5. FAQ – what engineers ask first
Q1. Does the search step slow things down?
A tiny bit. If your tool set consumes >10k tokens or you see wrong-tool mistakes, the saved context plus accuracy gain outweighs the extra hop.
Q2. Could deferred tools be missed?
As long as the name or description contains the keyword, regex/BM25 will surface it. You can also plug your own embedding search.
Q3. Which languages can the sandbox run?
Currently Python 3 only. The API auto-wraps your marked tools into async Python functions.
Q4. Can I pip install extra packages?
The hosted sandbox does not support custom libraries. Roll your own code-execution environment and expose it through MCP if you need them.
Q5. Will examples bloat my prompt?
Each example is 0.5–1k tokens.

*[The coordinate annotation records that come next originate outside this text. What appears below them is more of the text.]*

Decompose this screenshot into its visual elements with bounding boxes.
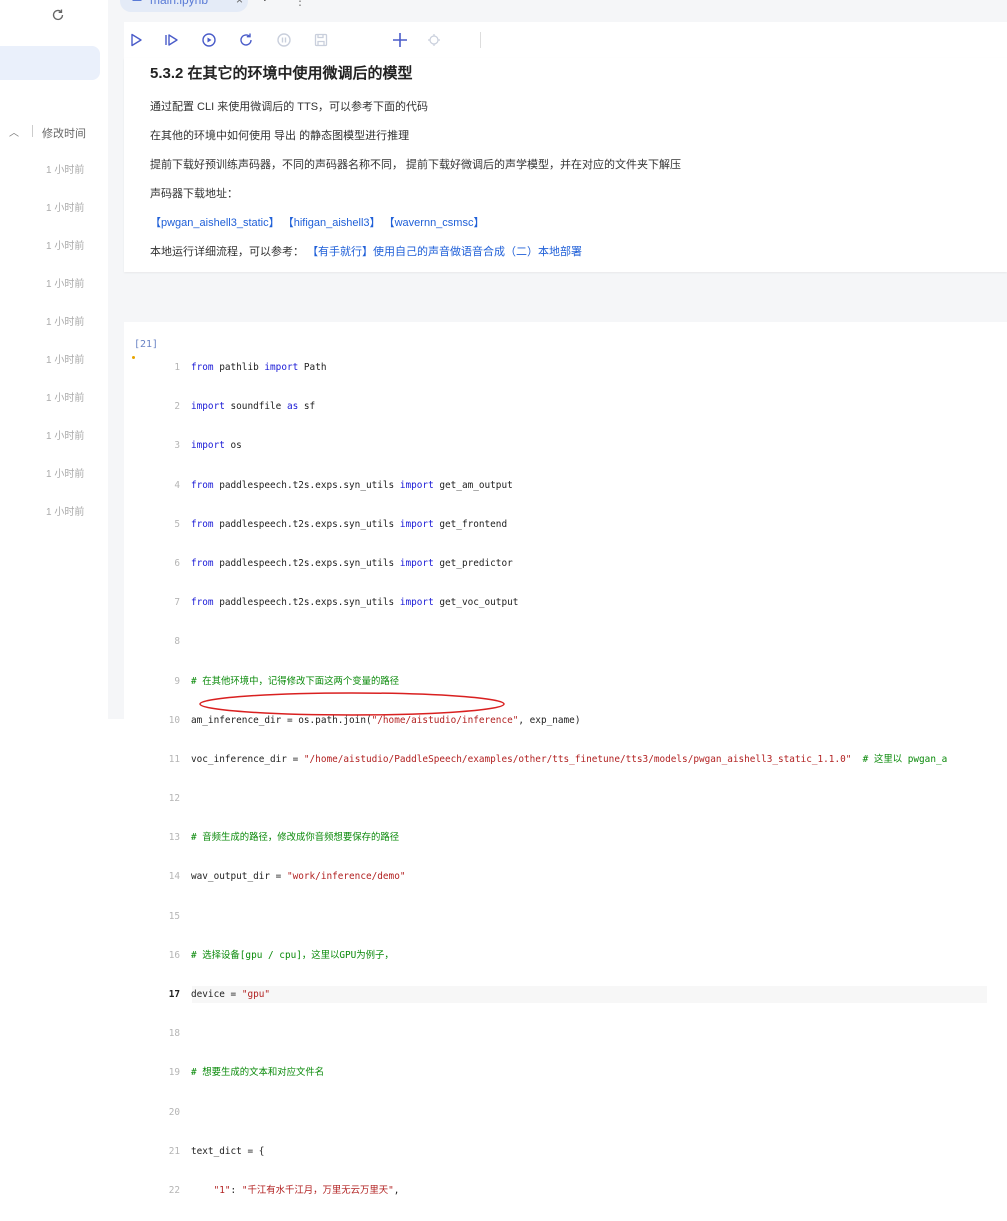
file-browser-sidebar: ︿ 修改时间 1 小时前 1 小时前 1 小时前 1 小时前 1 小时前 1 小… bbox=[0, 0, 108, 719]
code-line: 2 import soundfile as sf bbox=[174, 401, 316, 413]
tab-bar: main.ipynb × + ⋮ bbox=[108, 0, 1007, 14]
target-icon[interactable] bbox=[427, 33, 441, 47]
code-line: 3 import os bbox=[174, 440, 242, 452]
section-heading: 5.3.2 在其它的环境中使用微调后的模型 bbox=[150, 65, 413, 82]
markdown-paragraph: 在其他的环境中如何使用 导出 的静态图模型进行推理 bbox=[150, 130, 410, 142]
markdown-cell[interactable]: 5.3.2 在其它的环境中使用微调后的模型 通过配置 CLI 来使用微调后的 T… bbox=[124, 58, 1007, 272]
run-icon[interactable] bbox=[128, 32, 144, 48]
close-icon[interactable]: × bbox=[236, 0, 243, 11]
interrupt-icon[interactable] bbox=[276, 32, 292, 48]
save-icon[interactable] bbox=[313, 32, 329, 48]
execution-count: [21] bbox=[134, 339, 159, 350]
notebook-icon bbox=[132, 0, 142, 1]
sort-chevron-icon[interactable]: ︿ bbox=[9, 124, 19, 139]
link-hifigan-aishell3[interactable]: 【hifigan_aishell3】 bbox=[283, 217, 381, 229]
run-all-icon[interactable] bbox=[164, 32, 180, 48]
file-modified-time: 1 小时前 bbox=[46, 241, 85, 252]
notebook-toolbar bbox=[124, 22, 1007, 58]
column-divider bbox=[32, 125, 33, 137]
code-line: 8 bbox=[174, 636, 180, 648]
add-cell-icon[interactable] bbox=[392, 32, 408, 48]
markdown-paragraph: 声码器下载地址： bbox=[150, 188, 238, 200]
file-modified-time: 1 小时前 bbox=[46, 469, 85, 480]
toolbar-divider bbox=[480, 32, 481, 48]
code-line: 13 # 音频生成的路径，修改成你音频想要保存的路径 bbox=[168, 832, 400, 844]
file-modified-time: 1 小时前 bbox=[46, 203, 85, 214]
refresh-icon[interactable] bbox=[51, 8, 65, 22]
code-line: 4 from paddlespeech.t2s.exps.syn_utils im… bbox=[174, 479, 513, 491]
code-line: 11 voc_inference_dir = "/home/aistudio/Pa… bbox=[168, 753, 948, 765]
file-modified-time: 1 小时前 bbox=[46, 165, 85, 176]
tab-main-ipynb[interactable]: main.ipynb × bbox=[120, 0, 248, 12]
code-line: 6 from paddlespeech.t2s.exps.syn_utils im… bbox=[174, 557, 513, 569]
file-modified-time: 1 小时前 bbox=[46, 279, 85, 290]
markdown-paragraph: 提前下载好预训练声码器，不同的声码器名称不同， 提前下载好微调后的声学模型，并在… bbox=[150, 159, 682, 171]
file-modified-time: 1 小时前 bbox=[46, 431, 85, 442]
modified-indicator bbox=[132, 356, 135, 359]
more-options-icon[interactable]: ⋮ bbox=[294, 0, 306, 8]
code-line: 5 from paddlespeech.t2s.exps.syn_utils im… bbox=[174, 518, 508, 530]
code-line: 14 wav_output_dir = "work/inference/demo" bbox=[168, 871, 406, 883]
restart-icon[interactable] bbox=[238, 32, 254, 48]
notebook-area: main.ipynb × + ⋮ 5.3.2 在其它的环境中使用微调后的模型 通… bbox=[108, 0, 1007, 1196]
code-line-current: 17 device = "gpu" bbox=[156, 986, 988, 1004]
file-modified-time: 1 小时前 bbox=[46, 355, 85, 366]
code-line: 22 "1": "千江有水千江月，万里无云万里天", bbox=[168, 1184, 400, 1196]
file-modified-time: 1 小时前 bbox=[46, 393, 85, 404]
code-cell[interactable]: [21] 1 from pathlib import Path 2 import s… bbox=[124, 322, 1007, 1196]
markdown-paragraph: 本地运行详细流程，可以参考： 【有手就行】使用自己的声音做语音合成（二）本地部署 bbox=[150, 243, 582, 259]
code-line: 18 bbox=[168, 1028, 180, 1040]
run-reset-icon[interactable] bbox=[201, 32, 217, 48]
code-line: 16 # 选择设备[gpu / cpu]，这里以GPU为例子， bbox=[168, 949, 394, 961]
red-annotation-ellipse bbox=[199, 692, 505, 716]
link-wavernn-csmsc[interactable]: 【wavernn_csmsc】 bbox=[384, 217, 485, 229]
code-editor[interactable]: 1 from pathlib import Path 2 import soundf… bbox=[156, 337, 988, 1221]
code-line: 12 bbox=[168, 793, 180, 805]
code-line: 1 from pathlib import Path bbox=[174, 362, 327, 373]
tab-label: main.ipynb bbox=[150, 0, 209, 7]
code-line: 7 from paddlespeech.t2s.exps.syn_utils im… bbox=[174, 597, 519, 609]
file-modified-time: 1 小时前 bbox=[46, 317, 85, 328]
code-line: 15 bbox=[168, 910, 180, 922]
download-links: 【pwgan_aishell3_static】 【hifigan_aishell… bbox=[150, 214, 484, 230]
reference-text: 本地运行详细流程，可以参考： bbox=[150, 246, 304, 258]
link-local-deploy[interactable]: 【有手就行】使用自己的声音做语音合成（二）本地部署 bbox=[307, 246, 582, 258]
code-line: 21 text_dict = { bbox=[168, 1145, 265, 1157]
code-line: 9 # 在其他环境中，记得修改下面这两个变量的路径 bbox=[174, 675, 400, 687]
file-modified-time: 1 小时前 bbox=[46, 507, 85, 518]
selected-file-row[interactable] bbox=[0, 46, 100, 80]
new-tab-plus-icon[interactable]: + bbox=[259, 0, 271, 9]
link-pwgan-aishell3-static[interactable]: 【pwgan_aishell3_static】 bbox=[150, 217, 280, 229]
markdown-paragraph: 通过配置 CLI 来使用微调后的 TTS，可以参考下面的代码 bbox=[150, 101, 429, 113]
code-line: 20 bbox=[168, 1106, 180, 1118]
code-line: 19 # 想要生成的文本和对应文件名 bbox=[168, 1067, 325, 1079]
modified-time-header[interactable]: 修改时间 bbox=[42, 125, 86, 141]
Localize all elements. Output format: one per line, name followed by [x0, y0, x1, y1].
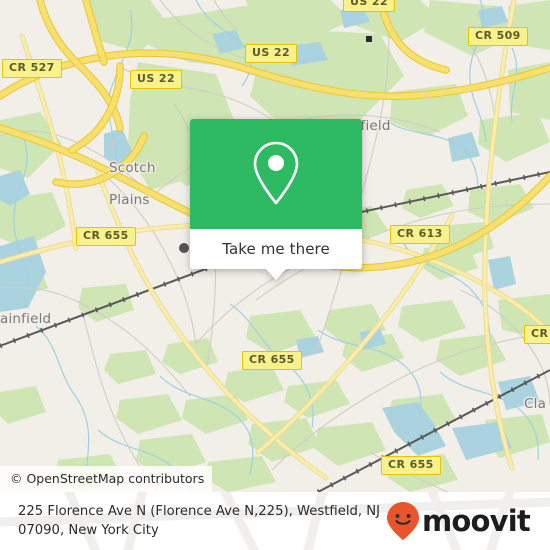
take-me-there-button[interactable]: Take me there [190, 229, 362, 269]
road-shield-cr655-mid[interactable]: CR 655 [242, 351, 302, 370]
road-shield-cr613[interactable]: CR 613 [390, 225, 450, 244]
map-pin-icon [253, 141, 299, 205]
osm-attribution[interactable]: © OpenStreetMap contributors [0, 466, 213, 492]
popup-header [190, 119, 362, 229]
location-popup-card[interactable]: Take me there [190, 119, 362, 280]
road-shield-cr527[interactable]: CR 527 [2, 59, 62, 78]
take-me-there-label: Take me there [222, 240, 330, 258]
map-poi-dot [179, 243, 189, 253]
footer-bar: 225 Florence Ave N (Florence Ave N,225),… [0, 492, 550, 550]
map-screenshot: .green { fill:#cfe5b4; } .water { fill:#… [0, 0, 550, 550]
map-poi-dot-2 [109, 140, 115, 146]
road-shield-cr655-bottom[interactable]: CR 655 [381, 456, 441, 475]
road-shield-us22-upper[interactable]: US 22 [245, 44, 297, 63]
address-text: 225 Florence Ave N (Florence Ave N,225),… [18, 504, 381, 538]
road-shield-cr-right-edge[interactable]: CR [524, 325, 550, 344]
road-shield-us22-left[interactable]: US 22 [130, 70, 182, 89]
road-shield-us22-top[interactable]: US 22 [343, 0, 395, 12]
moovit-brand-logo[interactable]: moovit [386, 501, 542, 541]
footer-content: 225 Florence Ave N (Florence Ave N,225),… [0, 492, 550, 550]
moovit-wordmark: moovit [422, 503, 531, 538]
moovit-pin-smile-icon [387, 502, 420, 540]
map-building-marker [366, 36, 372, 42]
popup-pointer-tail [265, 268, 287, 280]
map-canvas[interactable]: .green { fill:#cfe5b4; } .water { fill:#… [0, 0, 550, 492]
road-shield-cr655-left[interactable]: CR 655 [76, 227, 136, 246]
road-shield-cr509[interactable]: CR 509 [468, 27, 528, 46]
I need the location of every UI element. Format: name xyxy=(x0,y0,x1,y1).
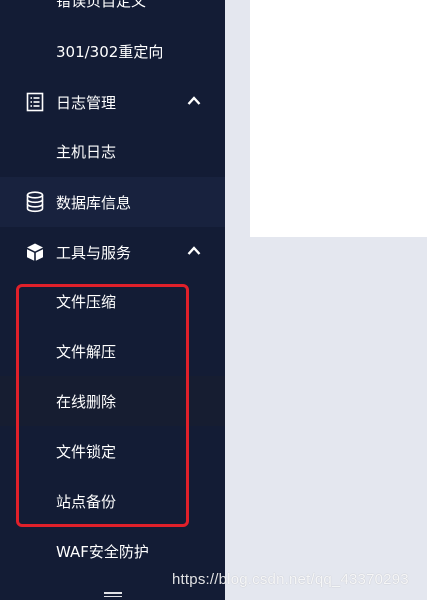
partial-menu-icon xyxy=(104,592,122,597)
sidebar-item-label: 日志管理 xyxy=(56,93,117,112)
sidebar-item-label: WAF安全防护 xyxy=(56,542,149,561)
sidebar-nav: 错误页自定义 301/302重定向 日志管理 主机日志 数据库信息 工具与服务 … xyxy=(0,0,225,600)
sidebar-item-label: 301/302重定向 xyxy=(56,42,164,61)
cube-icon xyxy=(24,241,46,263)
sidebar-item-label: 文件压缩 xyxy=(56,292,117,311)
watermark-text: https://blog.csdn.net/qq_43370293 xyxy=(172,571,409,588)
sidebar-item-waf-protection[interactable]: WAF安全防护 xyxy=(0,526,225,576)
sidebar-item-label: 文件解压 xyxy=(56,342,117,361)
sidebar-item-label: 数据库信息 xyxy=(56,193,132,212)
sidebar-item-online-delete[interactable]: 在线删除 xyxy=(0,376,225,426)
sidebar-item-file-decompress[interactable]: 文件解压 xyxy=(0,326,225,376)
sidebar-item-label: 在线删除 xyxy=(56,392,117,411)
sidebar-item-label: 文件锁定 xyxy=(56,442,117,461)
database-icon xyxy=(24,191,46,213)
sidebar-item-database-info[interactable]: 数据库信息 xyxy=(0,177,225,227)
sidebar-item-label: 工具与服务 xyxy=(56,243,132,262)
sidebar-item-label: 错误页自定义 xyxy=(56,0,147,10)
sidebar-group-log-management[interactable]: 日志管理 xyxy=(0,77,225,127)
chevron-up-icon[interactable] xyxy=(187,94,201,108)
sidebar-item-file-compress[interactable]: 文件压缩 xyxy=(0,276,225,326)
content-panel xyxy=(250,0,427,237)
log-list-icon xyxy=(24,91,46,113)
sidebar-item-label: 主机日志 xyxy=(56,142,117,161)
sidebar-item-redirect[interactable]: 301/302重定向 xyxy=(0,26,225,76)
sidebar-item-error-page-custom[interactable]: 错误页自定义 xyxy=(0,0,225,25)
sidebar-item-file-lock[interactable]: 文件锁定 xyxy=(0,426,225,476)
sidebar-item-host-logs[interactable]: 主机日志 xyxy=(0,126,225,176)
chevron-up-icon[interactable] xyxy=(187,244,201,258)
sidebar-item-site-backup[interactable]: 站点备份 xyxy=(0,476,225,526)
sidebar-group-tools-services[interactable]: 工具与服务 xyxy=(0,227,225,277)
sidebar-item-label: 站点备份 xyxy=(56,492,117,511)
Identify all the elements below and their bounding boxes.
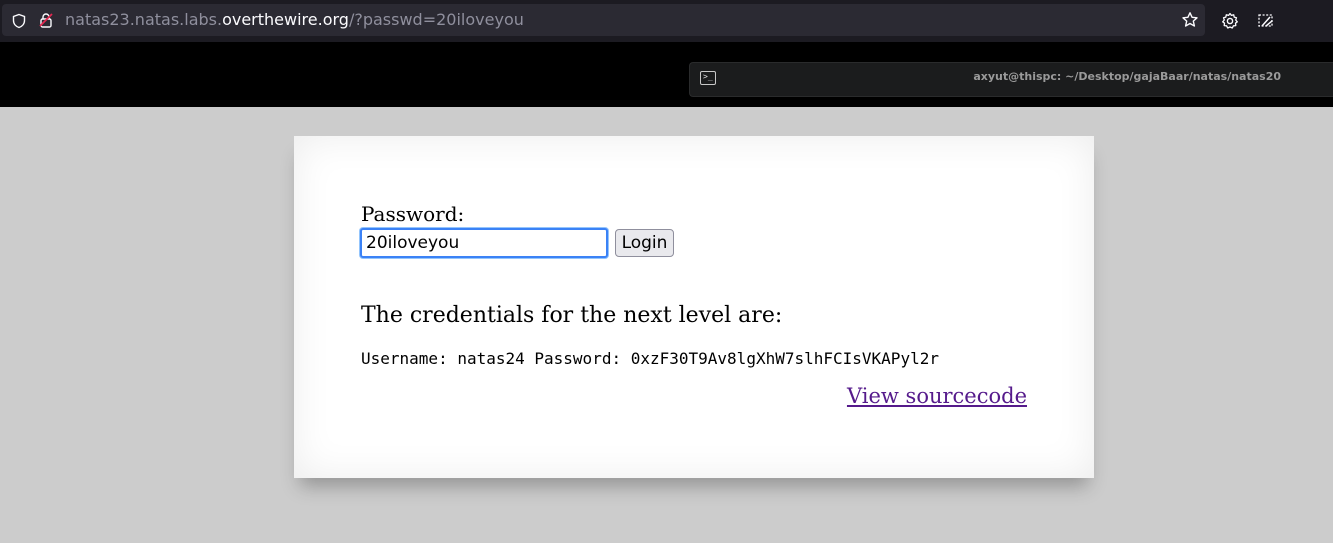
settings-gear-icon[interactable] — [1221, 12, 1239, 30]
url-text[interactable]: natas23.natas.labs.overthewire.org/?pass… — [65, 11, 524, 29]
address-bar[interactable]: natas23.natas.labs.overthewire.org/?pass… — [2, 4, 1205, 36]
password-label: Password: — [361, 202, 465, 226]
url-suffix: /?passwd=20iloveyou — [348, 10, 524, 29]
insecure-lock-icon[interactable] — [38, 12, 54, 28]
url-prefix: natas23.natas.labs. — [65, 10, 223, 29]
password-input[interactable] — [360, 228, 608, 258]
login-button[interactable]: Login — [615, 229, 674, 257]
credentials-text: Username: natas24 Password: 0xzF30T9Av8l… — [361, 349, 939, 368]
credentials-heading: The credentials for the next level are: — [361, 303, 783, 328]
terminal-taskbar-item[interactable]: >_ axyut@thispc: ~/Desktop/gajaBaar/nata… — [689, 62, 1333, 97]
screenshot-extension-icon[interactable] — [1257, 12, 1275, 30]
url-domain: overthewire.org — [222, 10, 349, 29]
view-sourcecode-link[interactable]: View sourcecode — [847, 384, 1027, 408]
tracking-protection-shield-icon[interactable] — [11, 13, 27, 29]
terminal-icon: >_ — [700, 71, 716, 85]
desktop-panel: >_ axyut@thispc: ~/Desktop/gajaBaar/nata… — [0, 42, 1333, 107]
bookmark-star-icon[interactable] — [1181, 11, 1199, 29]
terminal-glyph: >_ — [703, 72, 713, 81]
browser-toolbar: natas23.natas.labs.overthewire.org/?pass… — [0, 0, 1333, 42]
terminal-window-title: axyut@thispc: ~/Desktop/gajaBaar/natas/n… — [973, 70, 1281, 83]
content-panel: Password: Login The credentials for the … — [294, 136, 1094, 478]
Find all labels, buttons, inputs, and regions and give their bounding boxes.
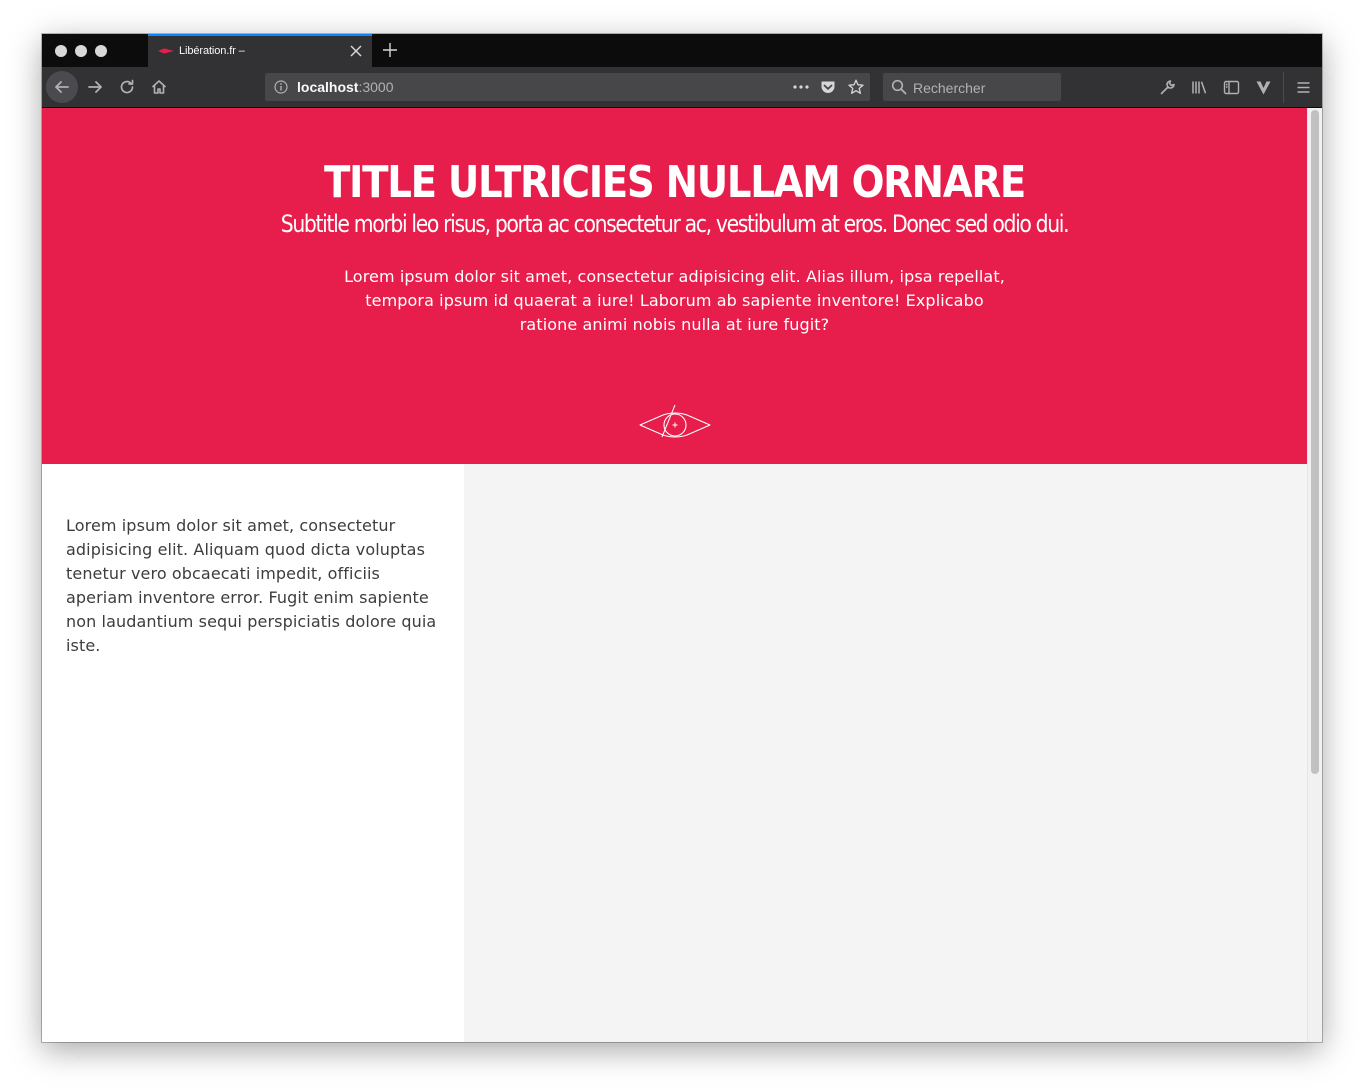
search-bar[interactable]: Rechercher <box>883 73 1061 101</box>
left-column-text: Lorem ipsum dolor sit amet, consectetur … <box>66 516 437 655</box>
toolbar-separator <box>1283 72 1284 103</box>
url-host: localhost <box>297 79 359 95</box>
sidebar-icon[interactable] <box>1223 79 1240 96</box>
info-icon[interactable] <box>274 80 288 94</box>
close-window-button[interactable] <box>55 45 67 57</box>
hero-subtitle: Subtitle morbi leo risus, porta ac conse… <box>280 210 1070 238</box>
right-column <box>464 464 1307 1042</box>
v-extension-icon[interactable] <box>1255 79 1272 96</box>
url-text: localhost:3000 <box>297 79 394 95</box>
url-port: :3000 <box>358 79 394 95</box>
back-arrow-icon <box>55 81 69 93</box>
tab-liberation[interactable]: Libération.fr – <box>148 34 372 67</box>
reload-icon <box>120 79 134 94</box>
navigation-toolbar: localhost:3000 Rechercher <box>42 67 1322 108</box>
forward-button[interactable] <box>79 71 111 103</box>
wrench-icon[interactable] <box>1159 79 1176 96</box>
tab-title: Libération.fr – <box>179 45 245 57</box>
more-dots-icon[interactable] <box>791 77 811 97</box>
minimize-window-button[interactable] <box>75 45 87 57</box>
browser-window: Libération.fr – localhost:3000 Recherche… <box>42 34 1322 1042</box>
home-button[interactable] <box>143 71 175 103</box>
pocket-icon[interactable] <box>820 79 836 95</box>
scrollbar-thumb[interactable] <box>1311 110 1319 774</box>
forward-arrow-icon <box>88 81 102 93</box>
tab-strip: Libération.fr – <box>42 34 1322 67</box>
star-icon[interactable] <box>848 79 864 95</box>
hero-description: Lorem ipsum dolor sit amet, consectetur … <box>344 267 1005 334</box>
url-bar[interactable]: localhost:3000 <box>265 73 870 101</box>
liberation-eye-logo-icon[interactable] <box>639 403 711 441</box>
new-tab-icon[interactable] <box>382 42 398 58</box>
reload-button[interactable] <box>111 71 143 103</box>
search-icon <box>891 79 907 95</box>
hamburger-menu-icon[interactable] <box>1295 79 1312 96</box>
hero-title: TITLE ULTRICIES NULLAM ORNARE <box>323 157 1026 208</box>
close-icon[interactable] <box>349 44 363 58</box>
search-placeholder: Rechercher <box>913 80 986 96</box>
home-icon <box>151 80 167 94</box>
vertical-scrollbar[interactable] <box>1307 108 1322 1042</box>
hero-banner: TITLE ULTRICIES NULLAM ORNARE Subtitle m… <box>42 108 1307 464</box>
library-icon[interactable] <box>1191 79 1208 96</box>
left-column: Lorem ipsum dolor sit amet, consectetur … <box>42 464 464 1042</box>
page-viewport: TITLE ULTRICIES NULLAM ORNARE Subtitle m… <box>42 108 1322 1042</box>
back-button[interactable] <box>46 71 78 103</box>
liberation-favicon-icon <box>158 48 174 54</box>
zoom-window-button[interactable] <box>95 45 107 57</box>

In Anthropic tests the uplift in accuracy paid for the cost; add them only where usage is ambiguous.
6. Quick-start one-liner
client.beta.messages.create(
betas=["advanced-tool-use-2025-11-20"],
model="claude-sonnet-4-5-20250929",
max_tokens=4096,
tools=[
{"type": "tool_search_tool_regex_20251119", "name": "tool_search_tool_regex"},
{"type": "code_execution_20250825", "name": "code_execution"},
# …your business tools with defer_loading / allowed_callers / input_examples
],
messages=[{"role": "user", "content": "Which team members exceeded their Q3 travel budget?"}]
)
7. Key Takeaways
-
Claude no longer needs the whole toolbox in its lap. -
It can write Python to orchestrate dozens of calls, hide the mess, and show only the answer. -
Real worked examples teach Claude your naming and formatting conventions better than any schema alone.
Use the feature that fixes your current bottleneck, then layer the others. You will finish with shorter prompts, faster runs, and far fewer “oops, wrong tool” moments—exactly what production agents need to earn user trust. Happy building!